歌詞が違うなと思ったら、一瞬だけ歌うのを止めてよく聴き、どこを歌ってる? と考えてからハモります
今年のライブでMr.Childrenの桜井氏が、SUNNY氏について「間違えて2番を歌っても、しっかり2番でハモって音の長さも合わせてくれる」と紹介する場面がありましたが、この技術があるからこそなんですね!

「2人の自分」SUNNYが語るハモリの真髄


ライブというと、メインボーカルがフェイクを入れ、CDとは違うリズムや音程で歌うことが多くあります。SUNNY氏はハモリの声はフェイクに合わせても、キーボードのプレイは変えてはいけないことが難しいと説明します。
「キーボードのテンポまで変えたらバンドに影響するので、変えられません。そのため、頭の中に2人の自分がいる感覚で対応しています。初めは本当に人格が崩壊するくらい悩んだんですが、今は無意識のうちに出来るようになりました」

SUNNYが思う音楽の魅力とは?


最後に、様々な歌手のライブやレコーディングで大活躍のSUNNY氏が思う音楽の魅力とはなんなのでしょうか。
「最近、CDが“配信”に切り替わっていますが、音源を聴いてライブに来てくださるファンの方は多いです。
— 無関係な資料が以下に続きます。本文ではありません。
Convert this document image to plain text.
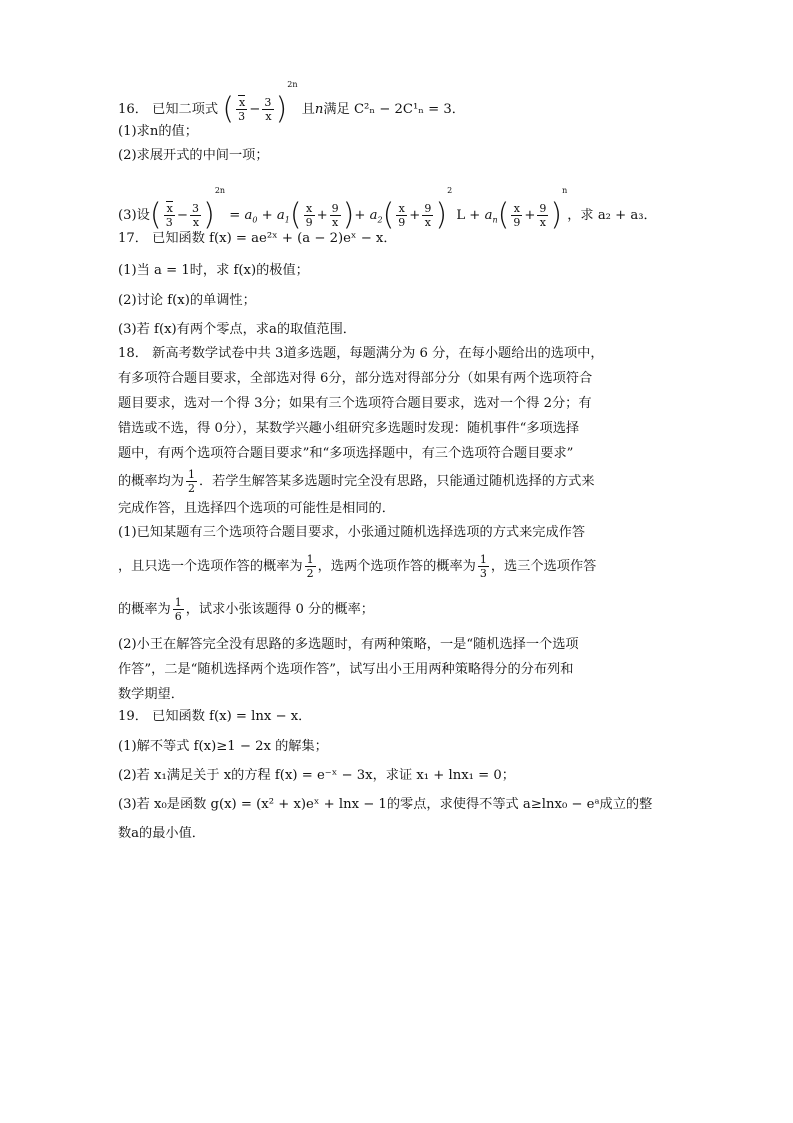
16． 已知二项式 ( $\frac{x}{3} - \frac{3}{x} )^{2n}$ 且n满足 C²ₙ − 2C¹ₙ = 3．
(1)求n的值；
(2)求展开式的中间一项；
(3)设( $\frac{x}{3} - \frac{3}{x} )^{2n} = a_0 + a_1( \frac{x}{9} + \frac{9}{x}$ )+ $a_2( \frac{x}{9} + \frac{9}{x} )^2$ $L + a_n( \frac{x}{9} + \frac{9}{x} )^n$，求 a₂ + a₃．
17． 已知函数 f(x) = ae²ˣ + (a − 2)eˣ − x．
(1)当 a = 1时，求 f(x)的极值；
(2)讨论 f(x)的单调性；
(3)若 f(x)有两个零点，求a的取值范围．
18． 新高考数学试卷中共 3道多选题，每题满分为 6 分，在每小题给出的选项中，
有多项符合题目要求，全部选对得 6分，部分选对得部分分（如果有两个选项符合
题目要求，选对一个得 3分；如果有三个选项符合题目要求，选对一个得 2分；有
错选或不选，得 0分），某数学兴趣小组研究多选题时发现：随机事件“多项选择
题中，有两个选项符合题目要求”和“多项选择题中，有三个选项符合题目要求”
的概率均为 $\frac{1}{2}$ ．若学生解答某多选题时完全没有思路，只能通过随机选择的方式来
完成作答，且选择四个选项的可能性是相同的．
(1)已知某题有三个选项符合题目要求，小张通过随机选择选项的方式来完成作答
，且只选一个选项作答的概率为 $\frac{1}{2}$ ，选两个选项作答的概率为 $\frac{1}{3}$ ，选三个选项作答
的概率为 $\frac{1}{6}$ ，试求小张该题得 0 分的概率；
(2)小王在解答完全没有思路的多选题时，有两种策略，一是“随机选择一个选项
作答”，二是“随机选择两个选项作答”，试写出小王用两种策略得分的分布列和
数学期望．
19． 已知函数 f(x) = lnx − x．
(1)解不等式 f(x)≥1 − 2x 的解集；
(2)若 x₁满足关于 x的方程 f(x) = e⁻ˣ − 3x，求证 x₁ + lnx₁ = 0；
(3)若 x₀是函数 g(x) = (x² + x)eˣ + lnx − 1的零点，求使得不等式 a≥lnx₀ − eᵃ成立的整
数a的最小值．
ライブで感じるお客さんとミュージシャンとの直のやり取り、皆でひとつのことを共有する感じはなくならないと思いますし、むしろそちらに重きが行くのではないかとも思っています。だからこそ、今後もライブの一つ一つをしっかり魂を込めてやっていきたいです
確かにライブで感じる一体感のようなものは特別であるし、そこに音楽の魅力が詰まっているように感じます。

そんなライブが上手くいくのもSUNNY氏のようなアーティストの努力があってこそ。今後もSUNNY氏も含めた多くの方々の努力で、良いライブが見られることを期待したいです!